08 Julho 2026
Mette Frederiksen lembrou ao presidente americano que a OTAN aplicou o artigo 5º, de defesa comum, “quando os Estados Unidos foram atacados em 11 de setembro. E o mesmo vale para a Groenlândia: se acontecer algo que nos afete, a Aliança responderá”.
A informação é de Rodrigo Ponce de León, publicada por El Diario, 08-07-2026.
“Claro que defenderemos o Reino da Dinamarca”. Foi assim que a primeira-ministra da Dinamarca, Mette Frederiksen, respondeu nesta quarta-feira à pergunta dos jornalistas se “defenderiam cada centímetro da Groenlândia, mesmo que o agressor fosse um antigo aliado”, após as declarações incendiárias do presidente dos Estados Unidos, Donald Trump, que disse que “a Groenlândia deveria estar sob o controle dos Estados Unidos e não da Dinamarca”, durante a cúpula da OTAN que está sendo realizada na capital turca de Ancara.
Frederiksen lamentou a atitude de Trump: “Ouvi ontem o presidente dos Estados Unidos e acho que a posição americana, infelizmente, é muito clara sobre este assunto. A nossa postura também tem sido clara desde o início: a Groenlândia, claro, não está à venda”.
“Esperamos que todos, incluindo todos os nossos aliados, respeitem o direito do povo groenlandês à autodeterminação. Somos um Estado soberano e precisamos que todo o mundo respeite a nossa integridade territorial e a nossa soberania”, reiterou a primeira-ministra da Dinamarca.

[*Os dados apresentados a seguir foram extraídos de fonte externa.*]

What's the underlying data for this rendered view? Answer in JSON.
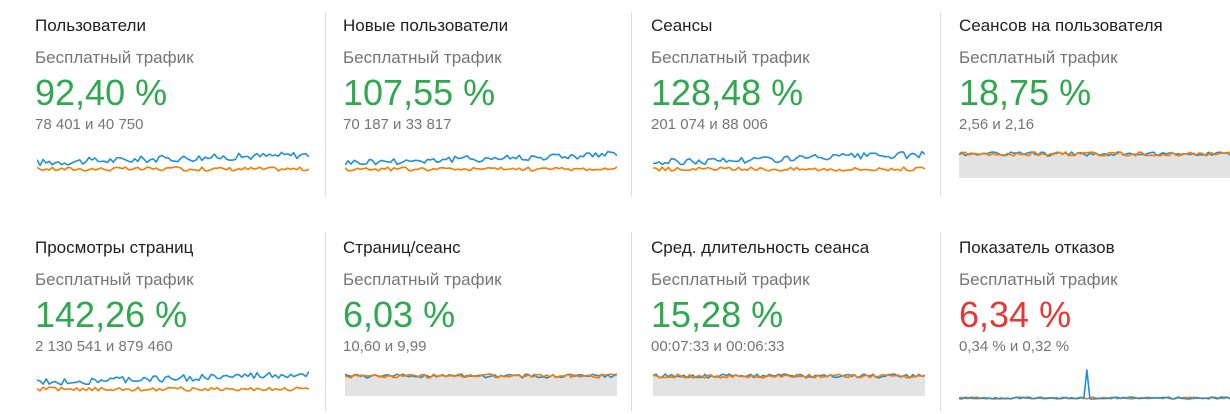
{
  "colors": {
    "positive": "#2fa84f",
    "negative": "#e53935",
    "series_current": "#1e90d6",
    "series_previous": "#f57c00",
    "area_fill": "#e3e3e3"
  },
  "cards": [
    {
      "title": "Пользователи",
      "segment": "Бесплатный трафик",
      "change": "92,40 %",
      "change_status": "positive",
      "comparison": "78 401 и 40 750",
      "sparkline_style": "lines",
      "sparkline_icon": "sparkline-chart"
    },
    {
      "title": "Новые пользователи",
      "segment": "Бесплатный трафик",
      "change": "107,55 %",
      "change_status": "positive",
      "comparison": "70 187 и 33 817",
      "sparkline_style": "lines",
      "sparkline_icon": "sparkline-chart"
    },
    {
      "title": "Сеансы",
      "segment": "Бесплатный трафик",
      "change": "128,48 %",
      "change_status": "positive",
      "comparison": "201 074 и 88 006",
      "sparkline_style": "lines",
      "sparkline_icon": "sparkline-chart"
    },
    {
      "title": "Сеансов на пользователя",
      "segment": "Бесплатный трафик",
      "change": "18,75 %",
      "change_status": "positive",
      "comparison": "2,56 и 2,16",
      "sparkline_style": "area",
      "sparkline_icon": "sparkline-chart"
    },
    {
      "title": "Просмотры страниц",
      "segment": "Бесплатный трафик",
      "change": "142,26 %",
      "change_status": "positive",
      "comparison": "2 130 541 и 879 460",
      "sparkline_style": "lines",
      "sparkline_icon": "sparkline-chart"
    },
    {
      "title": "Страниц/сеанс",
      "segment": "Бесплатный трафик",
      "change": "6,03 %",
      "change_status": "positive",
      "comparison": "10,60 и 9,99",
      "sparkline_style": "area",
      "sparkline_icon": "sparkline-chart"
    },
    {
      "title": "Сред. длительность сеанса",
      "segment": "Бесплатный трафик",
      "change": "15,28 %",
      "change_status": "positive",
      "comparison": "00:07:33 и 00:06:33",
      "sparkline_style": "area",
      "sparkline_icon": "sparkline-chart"
    },
    {
      "title": "Показатель отказов",
      "segment": "Бесплатный трафик",
      "change": "6,34 %",
      "change_status": "negative",
      "comparison": "0,34 % и 0,32 %",
      "sparkline_style": "spike",
      "sparkline_icon": "sparkline-chart"
    }
  ]
}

Diante das perguntas dos jornalistas sobre se a Dinamarca estaria disposta a defender militarmente a Groenlândia, Frederiksen ressaltou que “estamos preparados para defender cada centímetro do território da OTAN, incluindo o nosso próprio território. Uma das razões pelas quais fundamos a OTAN há tantas décadas foi precisamente que, se um de nós for atacado, todos iremos em sua defesa. O artigo 5º é o nosso seguro coletivo”.

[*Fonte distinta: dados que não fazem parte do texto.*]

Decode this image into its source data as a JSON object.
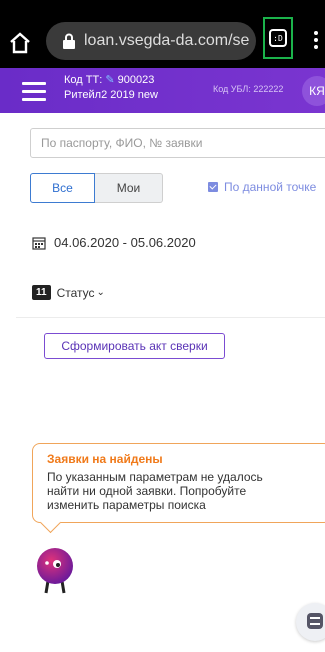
{
  "browser": {
    "url": "loan.vsegda-da.com/se",
    "tabs_glyph": ":D"
  },
  "header": {
    "kod_tt_label": "Код ТТ:",
    "kod_tt_value": "900023",
    "shop_name": "Ритейл2 2019 new",
    "ubl": "Код УБЛ: 222222",
    "avatar_initials": "КЯ"
  },
  "filters": {
    "search_placeholder": "По паспорту, ФИО, № заявки",
    "all_label": "Все",
    "mine_label": "Мои",
    "point_label": "По данной точке",
    "date_range": "04.06.2020 - 05.06.2020",
    "status_count": "11",
    "status_label": "Статус"
  },
  "actions": {
    "act_button": "Сформировать акт сверки"
  },
  "empty_state": {
    "title": "Заявки на найдены",
    "message": "По указанным параметрам не удалось найти ни одной заявки. Попробуйте изменить параметры поиска"
  },
  "colors": {
    "brand": "#6a2cc8",
    "accent_orange": "#f07a1a",
    "link_blue": "#2f6fd0"
  }
}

Apelando ao artigo 5º da OTAN, que obriga à defesa coletiva caso um de seus membros seja atacado, ela mandou uma mensagem a Trump sobre como deve responder a Aliança Atlântica: “Foi aplicado quando os Estados Unidos foram atacados em 11 de setembro. E o mesmo vale para a Groenlândia: se acontecer algo que nos afete, a Aliança responderá”.

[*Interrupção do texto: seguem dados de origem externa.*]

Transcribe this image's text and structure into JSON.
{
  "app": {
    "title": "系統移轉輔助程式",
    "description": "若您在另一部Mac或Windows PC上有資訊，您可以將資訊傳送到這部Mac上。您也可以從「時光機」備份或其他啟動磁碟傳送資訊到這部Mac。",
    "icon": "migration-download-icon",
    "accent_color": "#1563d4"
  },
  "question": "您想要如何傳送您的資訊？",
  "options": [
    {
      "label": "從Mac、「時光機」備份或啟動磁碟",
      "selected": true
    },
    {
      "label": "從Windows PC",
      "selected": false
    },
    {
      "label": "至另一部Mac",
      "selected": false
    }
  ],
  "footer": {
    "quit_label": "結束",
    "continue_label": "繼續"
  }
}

Frederiksen contou com o apoio da primeira-ministra da Islândia, Kristrún Frostadóttir, que assinalou que “a Groenlândia pertence ao seu povo, eles não querem ser parte dos EUA. Acontece o mesmo com a Islândia. O que precisamos é de unidade. Temos ameaças de fora da Aliança, a mais forte é a Rússia, e deveria ser nisso que deveríamos focar nesta cúpula”. Trump confundiu várias vezes a Islândia com a Groenlândia em seus discursos sobre anexar o território dinamarquês.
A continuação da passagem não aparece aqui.